もう彼女とは会えないかもしれないと思っていた日々の中で、この再訪が突然降って湧いた奇跡のように思えた。

璃子さんは、元気だろうか。
ピアノを手放して、今、どんなふうにしているんだろう。
…笑えているだろうか。

だが、家の中は妙に空気が抜けていた。
彼女が外出している、というより――最初からここに存在しないような気配の薄さ。

「……おかしいな」
鍵盤の蓋を開け、工具を並べる手の動きの裏側で、心の中のざわめきが広がっていく。

張りつめた沈黙を破るように、遠くから怒鳴り声が聞こえた。

「――ちょっと! あの子が熱中症で倒れたって! すずらんクリニックに、今すぐ迎えの手配して!!」

鋭く、切迫した声。
間違いなく、璃子の母・由紀子の声だった。

倒れた?
迎えに行く? 誰を?

湊の手が一瞬、止まりそうになる。
だが、ピアノの前で止まることは許されなかった。
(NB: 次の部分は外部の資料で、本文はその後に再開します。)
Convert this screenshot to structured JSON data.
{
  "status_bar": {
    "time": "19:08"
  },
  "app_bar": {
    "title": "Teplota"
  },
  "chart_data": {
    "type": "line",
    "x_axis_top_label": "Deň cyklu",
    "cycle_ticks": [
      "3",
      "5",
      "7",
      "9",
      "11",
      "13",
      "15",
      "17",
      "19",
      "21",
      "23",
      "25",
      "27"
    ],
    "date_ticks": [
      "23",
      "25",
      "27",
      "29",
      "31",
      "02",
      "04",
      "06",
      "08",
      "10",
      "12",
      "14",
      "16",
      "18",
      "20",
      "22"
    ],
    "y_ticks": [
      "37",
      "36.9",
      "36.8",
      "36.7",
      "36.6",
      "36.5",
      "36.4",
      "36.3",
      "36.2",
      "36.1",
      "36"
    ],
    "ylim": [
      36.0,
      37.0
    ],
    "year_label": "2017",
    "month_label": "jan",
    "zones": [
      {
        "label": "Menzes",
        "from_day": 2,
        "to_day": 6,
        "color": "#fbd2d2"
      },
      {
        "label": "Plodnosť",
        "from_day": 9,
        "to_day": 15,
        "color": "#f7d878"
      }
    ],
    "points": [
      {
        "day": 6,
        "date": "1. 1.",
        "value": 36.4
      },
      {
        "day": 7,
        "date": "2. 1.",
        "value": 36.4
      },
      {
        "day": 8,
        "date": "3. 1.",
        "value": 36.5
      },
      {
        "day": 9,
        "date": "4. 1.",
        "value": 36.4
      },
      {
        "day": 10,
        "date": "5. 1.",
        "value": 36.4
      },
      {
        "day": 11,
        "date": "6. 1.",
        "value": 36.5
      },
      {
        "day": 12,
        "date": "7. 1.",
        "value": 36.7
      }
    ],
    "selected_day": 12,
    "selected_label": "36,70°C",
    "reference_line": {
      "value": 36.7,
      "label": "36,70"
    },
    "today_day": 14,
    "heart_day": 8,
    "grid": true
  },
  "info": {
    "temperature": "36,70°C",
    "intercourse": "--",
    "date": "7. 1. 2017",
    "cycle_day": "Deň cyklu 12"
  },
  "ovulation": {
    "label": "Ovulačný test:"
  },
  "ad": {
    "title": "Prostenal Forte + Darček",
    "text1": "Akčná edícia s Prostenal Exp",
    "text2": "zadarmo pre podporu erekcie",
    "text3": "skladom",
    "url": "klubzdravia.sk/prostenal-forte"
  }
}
職人としての矜持が、それを押しとどめた。

けれど、胸の奥が騒ぎ出す。

――熱中症?
――病院?

気がつけば、手は自動機械のように動いていた。
チューニングハンマーの先端が弦に触れる振動の中で、リビングの会話の一つ一つに全神経が研ぎ澄まされていく。

璃子さんは、今、どこにいる?
なにが起きてる?

問いが胸の中で渦を巻き続ける。
口に出せばいい。
由紀子に「彼女はどうしたんですか」と問えばいい――そう思っても、湊にはそれができなかった。

ただの調律師として、部外者の顔で、冷静を装ってそこにいるしかなかった。

けれど、もう二度と会えないかもしれないという思いと、
会わなければいけないという強烈な衝動が、胸の奥でぶつかり合っていた。